J’aurais voulu rappeler le marchand ; mais il n’était plus temps. Que faire ? mon père pouvait rentrer d’un moment à l’autre, et je sentais déjà sa colère tomber sur moi comme le tonnerre. Si encore ma mère avait été là, elle aurait pu me protéger, mais en son absence, je me voyais perdu. Dans ma terreur, je poussai la porte de la boutique, je me mis à monter en courant jusqu’au haut de la maison, et je me barricadai dans le petit grenier où je couchais ; je m’assis sur mon lit, et, n’entendant venir aucun bruit, j’eus la curiosité de regarder dans mon livre ; je le tirai de ma chemise et je commençai à lire la belle passion du Christ ; je ne comprenais qu’à moitié les mots latins, et je faisais un effort si grand d’esprit pour les comprendre entièrement, que peu à peu j’oubliai ma mauvaise action, la colère de mon père, le châtiment qui m’attendait, j’oubliais tout, excepté mon livre.

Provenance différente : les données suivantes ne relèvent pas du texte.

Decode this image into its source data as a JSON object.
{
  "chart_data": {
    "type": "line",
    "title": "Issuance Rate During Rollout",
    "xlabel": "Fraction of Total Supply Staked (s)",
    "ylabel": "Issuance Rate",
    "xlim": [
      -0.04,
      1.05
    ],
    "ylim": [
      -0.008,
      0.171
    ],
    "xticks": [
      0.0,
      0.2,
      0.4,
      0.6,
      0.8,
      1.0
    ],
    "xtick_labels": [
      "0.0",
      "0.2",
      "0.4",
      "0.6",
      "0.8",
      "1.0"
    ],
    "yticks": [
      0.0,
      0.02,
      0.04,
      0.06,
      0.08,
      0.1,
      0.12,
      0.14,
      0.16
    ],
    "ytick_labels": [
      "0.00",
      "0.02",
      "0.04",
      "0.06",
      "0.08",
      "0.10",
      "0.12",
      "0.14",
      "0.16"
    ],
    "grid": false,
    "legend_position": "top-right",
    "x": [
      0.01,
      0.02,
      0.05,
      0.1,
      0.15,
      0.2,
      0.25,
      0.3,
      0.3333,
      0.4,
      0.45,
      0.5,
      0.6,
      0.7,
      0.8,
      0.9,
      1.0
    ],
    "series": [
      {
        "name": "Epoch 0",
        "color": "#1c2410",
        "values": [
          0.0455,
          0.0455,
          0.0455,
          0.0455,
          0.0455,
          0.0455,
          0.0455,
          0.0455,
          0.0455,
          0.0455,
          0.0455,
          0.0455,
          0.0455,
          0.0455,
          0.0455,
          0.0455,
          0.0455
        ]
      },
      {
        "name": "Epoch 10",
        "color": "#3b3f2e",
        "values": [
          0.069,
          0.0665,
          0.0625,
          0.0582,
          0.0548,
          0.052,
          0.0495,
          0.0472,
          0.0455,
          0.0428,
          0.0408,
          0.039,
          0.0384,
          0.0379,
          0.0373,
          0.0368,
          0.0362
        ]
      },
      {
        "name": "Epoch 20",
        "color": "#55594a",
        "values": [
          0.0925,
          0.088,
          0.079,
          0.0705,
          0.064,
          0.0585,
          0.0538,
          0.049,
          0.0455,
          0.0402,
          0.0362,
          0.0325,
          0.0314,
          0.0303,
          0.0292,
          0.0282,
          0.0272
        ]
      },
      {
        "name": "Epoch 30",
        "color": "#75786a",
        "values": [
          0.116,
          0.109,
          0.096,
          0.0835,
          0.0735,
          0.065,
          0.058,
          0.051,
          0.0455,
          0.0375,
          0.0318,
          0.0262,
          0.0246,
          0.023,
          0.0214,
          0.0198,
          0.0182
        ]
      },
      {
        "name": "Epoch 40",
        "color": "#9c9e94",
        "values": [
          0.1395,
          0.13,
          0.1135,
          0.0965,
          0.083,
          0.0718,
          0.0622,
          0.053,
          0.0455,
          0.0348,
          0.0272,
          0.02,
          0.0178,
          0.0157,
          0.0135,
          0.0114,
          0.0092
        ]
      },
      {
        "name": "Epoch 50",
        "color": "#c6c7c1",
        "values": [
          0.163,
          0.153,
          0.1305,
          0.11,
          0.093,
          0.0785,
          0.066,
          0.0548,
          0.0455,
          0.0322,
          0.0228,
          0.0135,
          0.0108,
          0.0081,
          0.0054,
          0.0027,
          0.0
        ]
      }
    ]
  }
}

» Mais tout à coup des cris, des voix montèrent de la boutique ; je compris que mon père était rentré et s’emportait contre moi ; je devinai que ma mère cherchait à le calmer sans y réussir. Oh ! j’aurais voulu en ce moment être une souris et qu’un chat me mangeât. Je cachai le livre dans ma paillasse et je me cachai sous mon lit. Bientôt j’entendis monter, je crus que c’était mon père, et je sentais déjà une grêle de coups. Je me rassurai pourtant un peu, je crus ouïr des pas plus légers qui m’annonçaient ma mère ou une de mes sœurs.

» On frappa : » C’est moi, c’est Jeanne ; ouvre vite, me dit ma sœur aînée. J’ouvris mais je refermai aussitôt qu’elle fut entrée.

— Il faut déguerpir d’ici, s’écria-t-elle, mon père veut te tuer, il dit que tu es un voleur, que tu as pris de l’argent dans le comptoir.

— J’ai pris un écu pour acheter ce livre, lui dis-je, en tirant les Évangiles de ma paillasse.

— Tu n’en as pas moins fait un vol à notre père, me dit ma sœur sévèrement, tu dois te cacher loin d’ici, car notre père qui te croit à vagabonder par la ville, a juré que s’il te retrouvait il t’exterminerait, ou te livrerait à M. le prévôt comme un voleur. »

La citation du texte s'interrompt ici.